The braid. It made me feel artsy and intellectual. As I divided my hair into clumps, my eyes fell on the framed studio portrait of my mother she’d given me on my last birthday with an offhand, “You said you wanted one.” My mother, who looks a lot like Lauren Bacall, is at least five-foot six, elegant to her fingertips, and has built her own small real estate empire. I am four-foot eleven, wear big round tortoise-rimmed glasses, and have fulfilled my childhood dream by becoming a librarian. And she named me Aurora, though to a woman herself baptized Aida, Aurora may not have seemed so outrageous.

Amazingly, I love my mother.

I sighed, as I often do when I think of her, and finished braiding my hair with practiced speed. I checked my reflection in the big mirror; brown hair, brown glasses, brown eyes, pink cheeks (artificial), and good skin (real). Since it was, after all, Friday night, I’d shucked my work clothes, a plain blouse and skirt, and opted for a snug white knit top and black slacks. Deciding I wasn’t festive enough for William Herbert Wallace, I tied a yellow ribbon around the top of my braid and pulled on a yellow sweater.

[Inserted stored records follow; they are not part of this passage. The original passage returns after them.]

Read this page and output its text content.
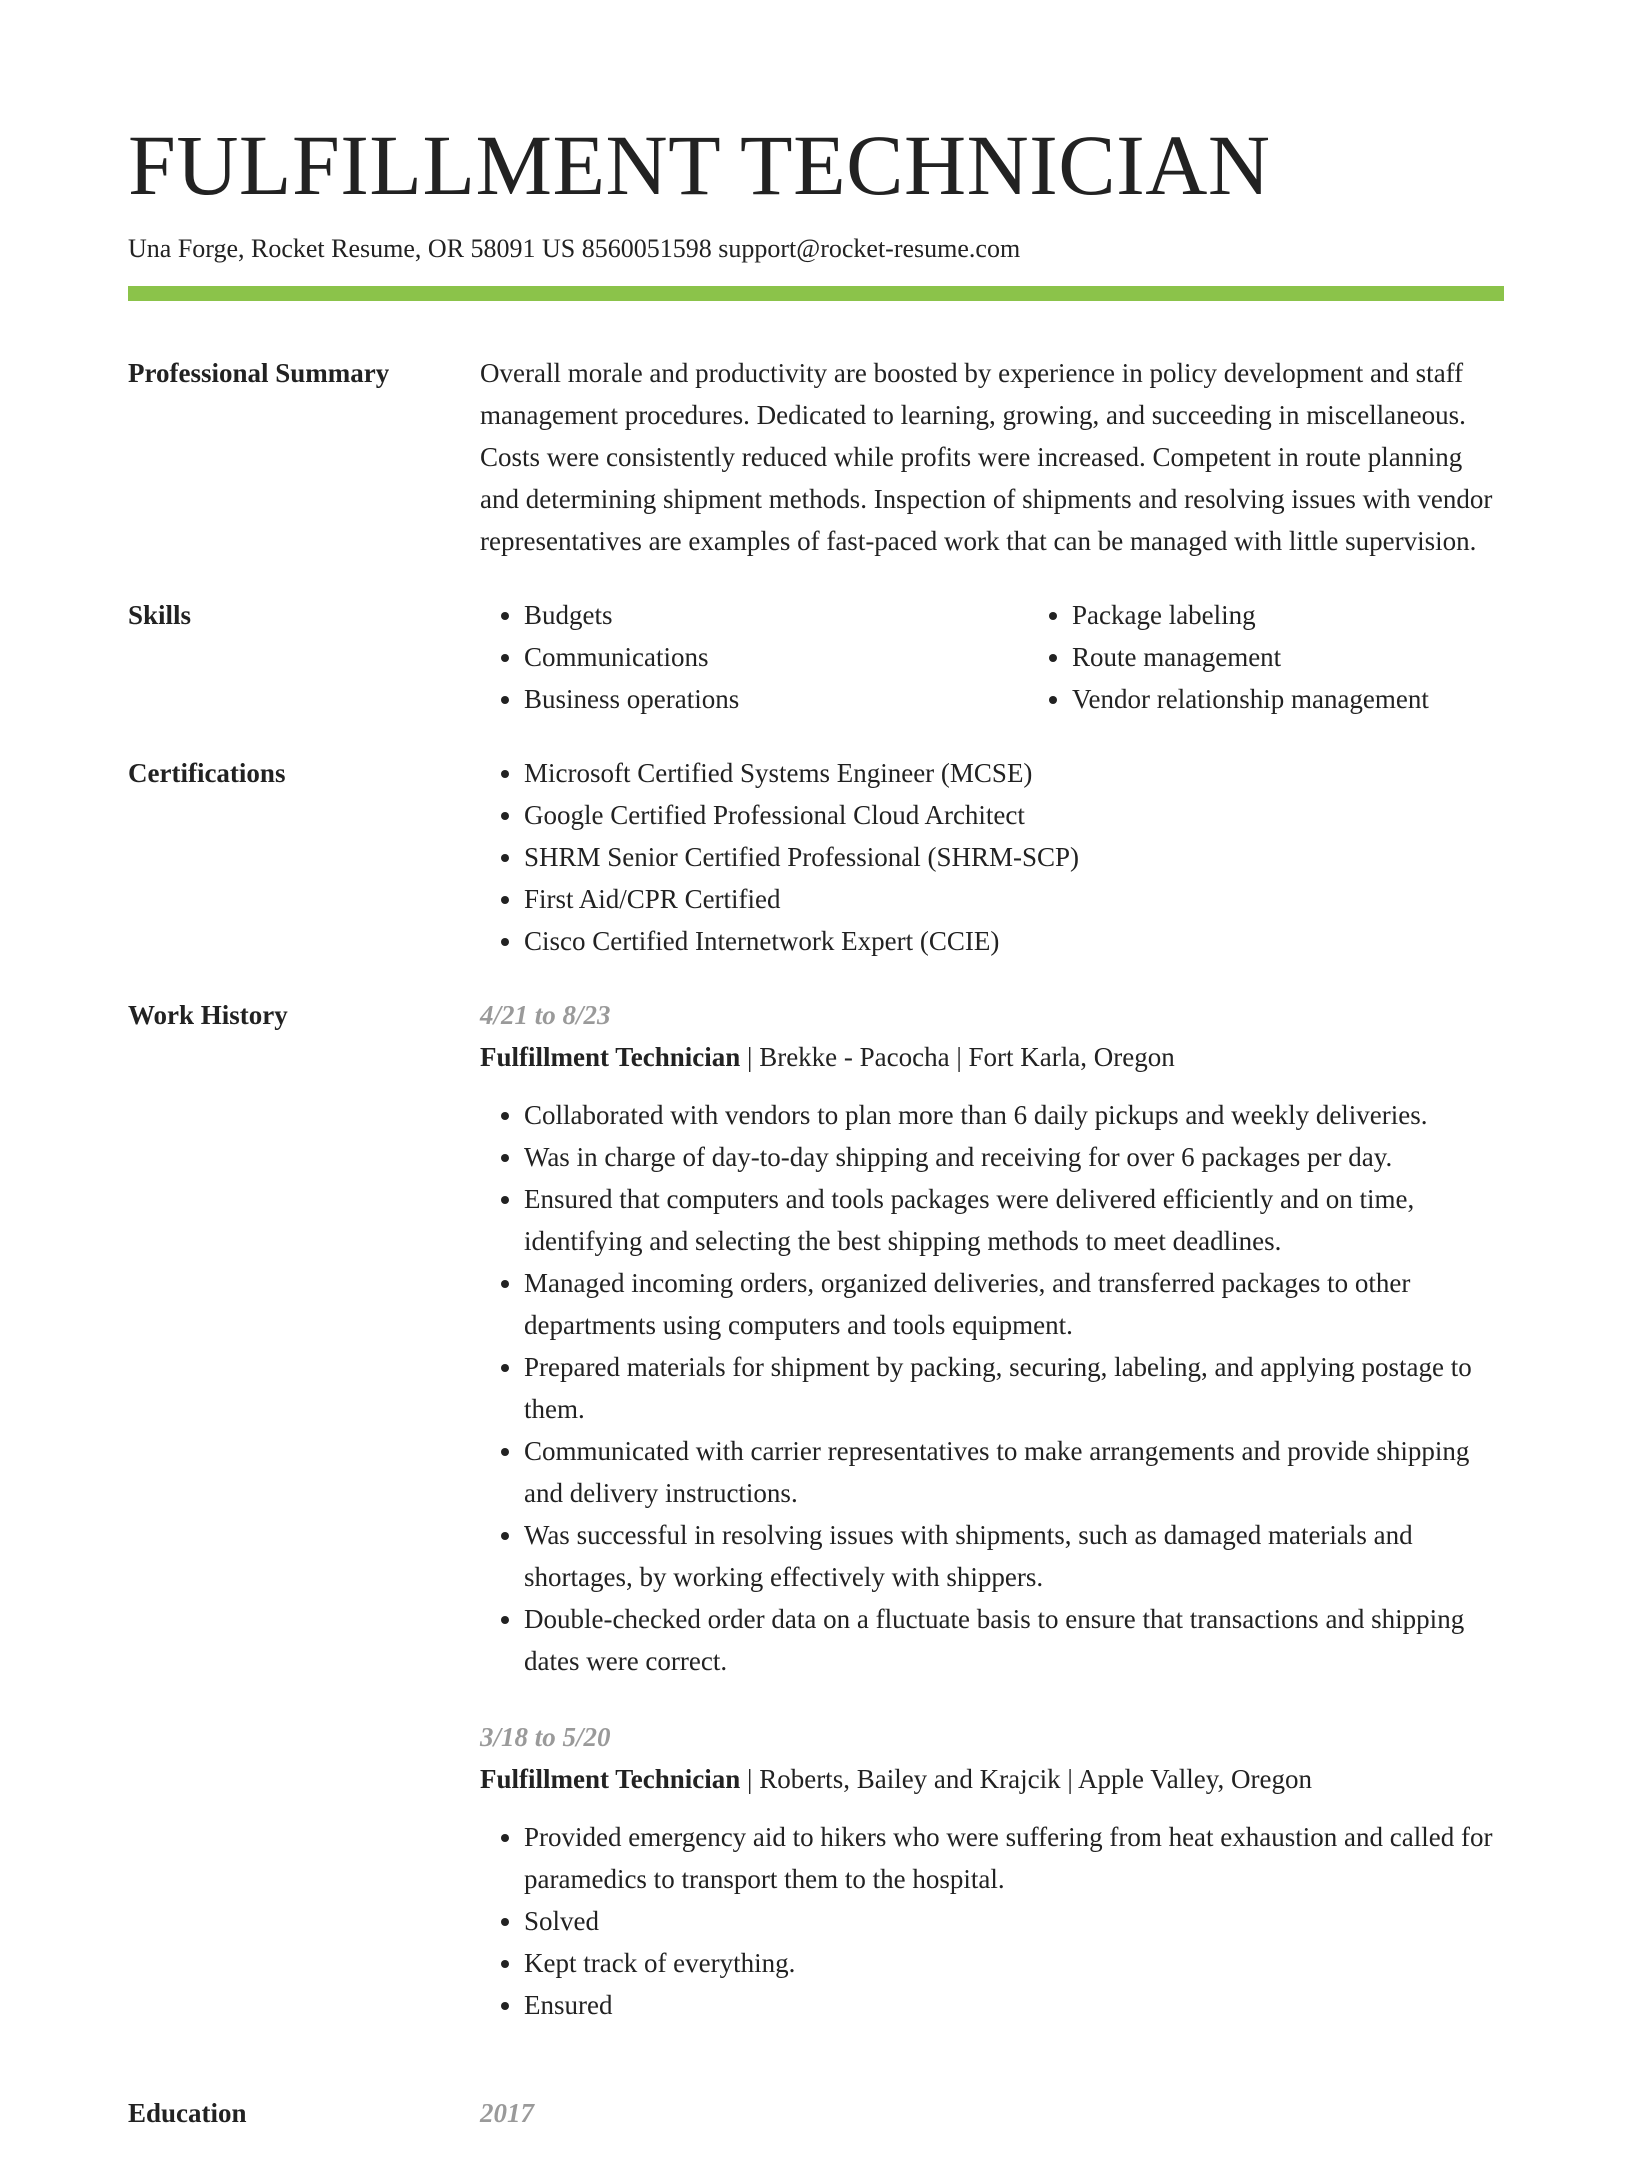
FULFILLMENT TECHNICIAN
Una Forge, Rocket Resume, OR 58091 US 8560051598 support@rocket-resume.com
Professional Summary	Overall morale and productivity are boosted by experience in policy development and staff management procedures. Dedicated to learning, growing, and succeeding in miscellaneous. Costs were consistently reduced while profits were increased. Competent in route planning and determining shipment methods. Inspection of shipments and resolving issues with vendor representatives are examples of fast-paced work that can be managed with little supervision.

Skills	• Budgets
• Communications
• Business operations
• Package labeling
• Route management
• Vendor relationship management
Certifications	• Microsoft Certified Systems Engineer (MCSE)
• Google Certified Professional Cloud Architect
• SHRM Senior Certified Professional (SHRM-SCP)
• First Aid/CPR Certified
• Cisco Certified Internetwork Expert (CCIE)
Work History	4/21 to 8/23
Fulfillment Technician | Brekke - Pacocha | Fort Karla, Oregon
• Collaborated with vendors to plan more than 6 daily pickups and weekly deliveries.
• Was in charge of day-to-day shipping and receiving for over 6 packages per day.
• Ensured that computers and tools packages were delivered efficiently and on time, identifying and selecting the best shipping methods to meet deadlines.
• Managed incoming orders, organized deliveries, and transferred packages to other departments using computers and tools equipment.
• Prepared materials for shipment by packing, securing, labeling, and applying postage to them.
• Communicated with carrier representatives to make arrangements and provide shipping and delivery instructions.
• Was successful in resolving issues with shipments, such as damaged materials and shortages, by working effectively with shippers.
• Double-checked order data on a fluctuate basis to ensure that transactions and shipping dates were correct.
3/18 to 5/20
Fulfillment Technician | Roberts, Bailey and Krajcik | Apple Valley, Oregon
• Provided emergency aid to hikers who were suffering from heat exhaustion and called for paramedics to transport them to the hospital.
• Solved
• Kept track of everything.
• Ensured
Education	2017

A look at the clock told me it was finally time to go. I slapped on some lipstick, grabbed my purse, and bounded down the stairs. I glanced around the big den/dining/kitchen area that took up the back half of the ground floor of the townhouse. It was neat; I hate to come home to a messy place. I tracked down my notebook and located my keys, muttering facts about the Wallace case all the while. I had thought about xeroxing the indistinct old pictures of Julia Wallace’s body and passing them out to show the murder scene, but I decided that would perhaps be ghoulish and certainly disrespectful to Mrs. Wallace.

A club like Real Murders seemed odd enough to people who didn’t share our enthusiasms, without adding the charge of ghoulishness. We kept a low profile. I flipped on the outside light as I shut the door. It was already dark this early in spring; we hadn’t switched to daylight savings time yet. In the excellent light over the back door, my patio with its high privacy fence looked swept and clean, the rose trees in their big tubs just coming into bud.